Trade shows, conferences, and other events depend on their exhibitors—to an extent—so it’s natural to assume that they’ll be working on multiple fronts to set you and your brand up for success. Those that don’t may indicate a self-centeredness or lack of team spirit.
It’s a red flag if the organizers haven’t appointed an EAC (Event Appointed Contractor). This would indicate a lack of concern for the exhibitors and the general quality of the exhibition hall experience, for guests and exhibitors. It also indicates a potential inexperience on the part of the organizers.
While you’ll do your own marketing, organizers should make an effort to include you in the marketing of the overall event. Find out if they offer newsletter templates or are willing to work with you on a budget-specific sponsorship that matches your company’s needs.
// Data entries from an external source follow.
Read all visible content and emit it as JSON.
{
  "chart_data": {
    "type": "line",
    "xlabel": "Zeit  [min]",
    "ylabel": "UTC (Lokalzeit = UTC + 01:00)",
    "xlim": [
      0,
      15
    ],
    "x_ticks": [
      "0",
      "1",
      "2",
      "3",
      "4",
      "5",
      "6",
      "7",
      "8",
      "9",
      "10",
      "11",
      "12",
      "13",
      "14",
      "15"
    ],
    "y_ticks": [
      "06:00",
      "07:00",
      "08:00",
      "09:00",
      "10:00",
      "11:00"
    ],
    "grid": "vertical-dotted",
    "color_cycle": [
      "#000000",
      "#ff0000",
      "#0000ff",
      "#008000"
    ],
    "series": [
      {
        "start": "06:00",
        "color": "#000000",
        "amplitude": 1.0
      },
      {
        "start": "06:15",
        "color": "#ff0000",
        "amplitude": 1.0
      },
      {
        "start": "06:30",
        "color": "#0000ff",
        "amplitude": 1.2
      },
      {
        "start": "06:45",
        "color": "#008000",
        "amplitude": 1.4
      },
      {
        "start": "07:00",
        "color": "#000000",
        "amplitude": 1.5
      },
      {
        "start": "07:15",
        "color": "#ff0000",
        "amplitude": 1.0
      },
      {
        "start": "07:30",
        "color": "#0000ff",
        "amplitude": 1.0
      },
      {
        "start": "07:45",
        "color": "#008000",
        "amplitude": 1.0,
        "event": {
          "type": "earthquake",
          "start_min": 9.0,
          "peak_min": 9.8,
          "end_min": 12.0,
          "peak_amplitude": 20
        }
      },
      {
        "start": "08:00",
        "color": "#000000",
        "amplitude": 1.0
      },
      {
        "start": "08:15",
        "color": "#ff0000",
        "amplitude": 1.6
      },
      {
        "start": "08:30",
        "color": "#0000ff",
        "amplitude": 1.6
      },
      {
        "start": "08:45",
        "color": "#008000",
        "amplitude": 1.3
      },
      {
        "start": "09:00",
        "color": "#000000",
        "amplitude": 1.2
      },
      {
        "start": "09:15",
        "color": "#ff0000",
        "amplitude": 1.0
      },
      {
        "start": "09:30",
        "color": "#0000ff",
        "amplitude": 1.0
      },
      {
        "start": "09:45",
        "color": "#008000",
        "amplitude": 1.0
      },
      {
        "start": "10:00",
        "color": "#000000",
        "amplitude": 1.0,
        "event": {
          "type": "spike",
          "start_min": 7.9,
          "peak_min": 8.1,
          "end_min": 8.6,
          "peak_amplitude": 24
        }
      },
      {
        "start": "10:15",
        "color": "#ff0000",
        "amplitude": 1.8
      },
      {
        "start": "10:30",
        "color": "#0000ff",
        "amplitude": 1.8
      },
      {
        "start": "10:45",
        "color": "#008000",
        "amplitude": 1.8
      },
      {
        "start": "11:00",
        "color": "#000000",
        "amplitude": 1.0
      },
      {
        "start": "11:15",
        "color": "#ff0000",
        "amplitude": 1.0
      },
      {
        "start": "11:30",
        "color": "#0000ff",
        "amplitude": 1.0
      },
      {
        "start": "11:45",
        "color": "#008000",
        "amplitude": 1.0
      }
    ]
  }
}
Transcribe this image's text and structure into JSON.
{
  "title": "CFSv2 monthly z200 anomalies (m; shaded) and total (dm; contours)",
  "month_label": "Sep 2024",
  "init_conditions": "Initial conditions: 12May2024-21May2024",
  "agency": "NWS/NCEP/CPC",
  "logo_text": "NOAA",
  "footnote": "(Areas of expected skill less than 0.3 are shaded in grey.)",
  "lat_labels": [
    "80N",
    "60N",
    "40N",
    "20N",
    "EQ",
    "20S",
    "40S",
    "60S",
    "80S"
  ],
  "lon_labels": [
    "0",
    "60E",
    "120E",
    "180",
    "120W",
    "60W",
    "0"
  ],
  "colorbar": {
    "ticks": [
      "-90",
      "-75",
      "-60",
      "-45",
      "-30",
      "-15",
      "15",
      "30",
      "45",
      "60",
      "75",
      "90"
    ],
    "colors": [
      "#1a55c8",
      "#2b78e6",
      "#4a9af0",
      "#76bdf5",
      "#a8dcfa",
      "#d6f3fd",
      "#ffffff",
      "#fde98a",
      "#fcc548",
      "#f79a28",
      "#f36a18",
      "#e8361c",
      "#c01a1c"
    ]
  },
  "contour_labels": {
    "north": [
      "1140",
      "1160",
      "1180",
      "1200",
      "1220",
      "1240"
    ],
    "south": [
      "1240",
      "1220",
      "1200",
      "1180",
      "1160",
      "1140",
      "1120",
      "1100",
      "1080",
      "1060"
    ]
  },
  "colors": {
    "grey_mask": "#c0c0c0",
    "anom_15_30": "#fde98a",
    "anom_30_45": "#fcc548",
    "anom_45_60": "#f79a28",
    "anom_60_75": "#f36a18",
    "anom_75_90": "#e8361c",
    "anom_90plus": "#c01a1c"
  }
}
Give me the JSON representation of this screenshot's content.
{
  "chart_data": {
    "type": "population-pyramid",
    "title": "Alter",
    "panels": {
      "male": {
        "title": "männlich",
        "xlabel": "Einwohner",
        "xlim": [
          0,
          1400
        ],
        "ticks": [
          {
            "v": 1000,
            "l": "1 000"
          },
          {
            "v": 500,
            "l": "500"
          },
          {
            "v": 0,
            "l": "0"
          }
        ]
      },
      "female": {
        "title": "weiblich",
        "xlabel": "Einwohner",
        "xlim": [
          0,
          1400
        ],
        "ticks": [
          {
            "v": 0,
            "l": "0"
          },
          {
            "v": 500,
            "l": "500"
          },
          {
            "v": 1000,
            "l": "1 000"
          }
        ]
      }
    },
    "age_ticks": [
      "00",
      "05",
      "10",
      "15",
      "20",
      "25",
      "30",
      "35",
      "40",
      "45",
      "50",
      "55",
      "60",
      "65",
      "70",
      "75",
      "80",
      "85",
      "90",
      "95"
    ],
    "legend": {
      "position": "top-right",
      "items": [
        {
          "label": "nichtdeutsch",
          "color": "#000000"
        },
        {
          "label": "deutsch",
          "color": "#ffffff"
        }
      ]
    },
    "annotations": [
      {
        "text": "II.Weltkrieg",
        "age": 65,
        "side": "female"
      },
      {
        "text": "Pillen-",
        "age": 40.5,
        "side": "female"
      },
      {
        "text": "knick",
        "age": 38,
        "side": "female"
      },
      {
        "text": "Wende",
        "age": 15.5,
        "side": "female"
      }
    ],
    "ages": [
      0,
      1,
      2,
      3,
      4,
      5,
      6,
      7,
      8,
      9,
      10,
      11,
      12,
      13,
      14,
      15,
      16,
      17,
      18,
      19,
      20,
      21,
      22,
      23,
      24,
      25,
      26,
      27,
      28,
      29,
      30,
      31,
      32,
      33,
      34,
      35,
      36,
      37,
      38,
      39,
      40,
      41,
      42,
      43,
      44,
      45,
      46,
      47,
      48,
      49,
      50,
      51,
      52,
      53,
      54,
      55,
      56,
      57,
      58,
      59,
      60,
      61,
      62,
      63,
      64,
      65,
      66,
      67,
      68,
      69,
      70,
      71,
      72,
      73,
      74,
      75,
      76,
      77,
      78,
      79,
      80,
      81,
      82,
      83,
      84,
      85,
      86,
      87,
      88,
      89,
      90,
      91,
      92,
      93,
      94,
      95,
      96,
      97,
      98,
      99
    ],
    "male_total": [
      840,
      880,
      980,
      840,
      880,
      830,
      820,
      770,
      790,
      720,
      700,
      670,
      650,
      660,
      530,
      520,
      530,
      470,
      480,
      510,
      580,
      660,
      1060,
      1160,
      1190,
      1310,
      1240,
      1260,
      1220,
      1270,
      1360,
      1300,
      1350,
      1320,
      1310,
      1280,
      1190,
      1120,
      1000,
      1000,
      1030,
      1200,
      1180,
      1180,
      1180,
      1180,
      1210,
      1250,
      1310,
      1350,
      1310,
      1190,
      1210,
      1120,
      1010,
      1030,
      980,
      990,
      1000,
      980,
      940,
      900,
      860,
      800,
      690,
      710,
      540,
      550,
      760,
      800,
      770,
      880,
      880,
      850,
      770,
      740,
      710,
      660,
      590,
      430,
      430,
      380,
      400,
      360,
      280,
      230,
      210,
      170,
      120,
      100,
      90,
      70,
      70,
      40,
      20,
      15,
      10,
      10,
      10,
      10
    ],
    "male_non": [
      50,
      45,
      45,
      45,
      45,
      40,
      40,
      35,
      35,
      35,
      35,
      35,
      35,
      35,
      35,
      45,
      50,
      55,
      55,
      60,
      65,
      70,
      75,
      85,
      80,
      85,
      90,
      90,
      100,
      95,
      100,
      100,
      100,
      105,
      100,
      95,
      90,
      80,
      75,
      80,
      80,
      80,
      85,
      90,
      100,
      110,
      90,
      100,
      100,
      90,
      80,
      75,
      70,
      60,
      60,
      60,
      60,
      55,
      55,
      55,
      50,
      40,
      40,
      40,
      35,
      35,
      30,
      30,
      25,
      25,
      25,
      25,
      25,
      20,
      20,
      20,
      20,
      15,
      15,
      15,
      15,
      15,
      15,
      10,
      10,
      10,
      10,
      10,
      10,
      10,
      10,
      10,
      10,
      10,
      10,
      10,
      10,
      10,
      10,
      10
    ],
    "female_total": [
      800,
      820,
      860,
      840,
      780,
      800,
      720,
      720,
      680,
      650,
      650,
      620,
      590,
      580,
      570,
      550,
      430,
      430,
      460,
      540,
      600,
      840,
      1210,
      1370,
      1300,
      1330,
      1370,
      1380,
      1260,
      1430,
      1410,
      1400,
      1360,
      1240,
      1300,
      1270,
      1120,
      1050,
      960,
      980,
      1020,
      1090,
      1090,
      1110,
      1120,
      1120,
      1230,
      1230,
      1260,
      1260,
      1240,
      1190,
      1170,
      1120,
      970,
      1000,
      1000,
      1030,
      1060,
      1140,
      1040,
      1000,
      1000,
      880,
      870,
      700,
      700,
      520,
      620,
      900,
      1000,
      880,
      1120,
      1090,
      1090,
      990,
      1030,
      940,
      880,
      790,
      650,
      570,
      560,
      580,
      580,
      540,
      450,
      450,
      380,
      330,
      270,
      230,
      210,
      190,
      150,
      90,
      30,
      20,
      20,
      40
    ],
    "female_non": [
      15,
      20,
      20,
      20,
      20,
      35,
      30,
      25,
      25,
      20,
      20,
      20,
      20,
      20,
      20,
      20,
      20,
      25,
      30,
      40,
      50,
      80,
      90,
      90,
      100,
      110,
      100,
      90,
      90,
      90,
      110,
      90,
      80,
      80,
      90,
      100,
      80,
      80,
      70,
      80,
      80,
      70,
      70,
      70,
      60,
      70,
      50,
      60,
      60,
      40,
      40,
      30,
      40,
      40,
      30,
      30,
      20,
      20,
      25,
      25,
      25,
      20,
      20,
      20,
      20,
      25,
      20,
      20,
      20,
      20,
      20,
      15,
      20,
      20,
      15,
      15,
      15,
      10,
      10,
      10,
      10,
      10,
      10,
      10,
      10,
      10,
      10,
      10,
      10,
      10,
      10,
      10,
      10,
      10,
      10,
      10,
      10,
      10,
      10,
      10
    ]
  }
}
Broadly speaking, if the event marketing looks really poor, this is an early indicator of low attendance rates. It’s also an indicator of the care they put into the project. If they put minimum effort into the event itself, what does this say about the effort they’ll put into helping you?
Failures to communicate.
Communication is the key to any happy relationship. From dating to trade shows, if the communication is faulty, so will the relationship be. If organizers take ages to respond or are shy with important information, you may want to reconsider exhibiting.
Similarly, poor conflict resolution skills spell disaster. If your relationship is long enough, you’ll likely run into conflict of one sort or another. You and the organizers need to have a healthy strategy for conflict resolution, otherwise small problems become big ones; and big ones can go unsolved entirely.
Remember, a successful event is built on successful communication. A failure to communicate should be one of the biggest red flags in event organizers.
Red flags, green flags.
Knowing what to avoid is important, but this only solves half of the problem. It’ll help you avoid toxic events, but it won’t help you find your dream scenarios. Once you’ve organized your make-or-break red flags, consider what green flags you’d like to see.
Design your ideal event/event planning brand in your mind and weigh each potential situation against this (as well as your red flag list). You can’t know everything, but the clearer you understand your red flags and green flags, the better your chances are of having a successful event exhibition.
Potential green flags
- Quick and clear communication
- A thorough, professionally-written prospectus
- Quality logistics management
- Positive reviews from past exhibitors
These are just a few green flags to inspire your imagination. Your ideal event partners are going to look different depending on your brand and your industry position. While some relationships will last years, others will offer a brief step up, and both can be rewarding if you know what to look for.
It’s just like dating.
Deciding which event to exhibit at isn’t any different than deciding on the ideal romantic partner. As long as you keep an eye out for red flags, you’ll avoid falling into a dreaded toxic situation. Whether it’s a misaligned market, dwindling attendance, poor communication, or a nightmare combination of all three, events that have these red flags are worth leaving behind.
Just like dating, there’s plenty of fish in the sea! The better you know yourself, the better chance you have of finding the event or event planning team that aligns with your goals and values. Just like dating, these relationships make the whole game worthwhile!
Now, get out there and find your fish!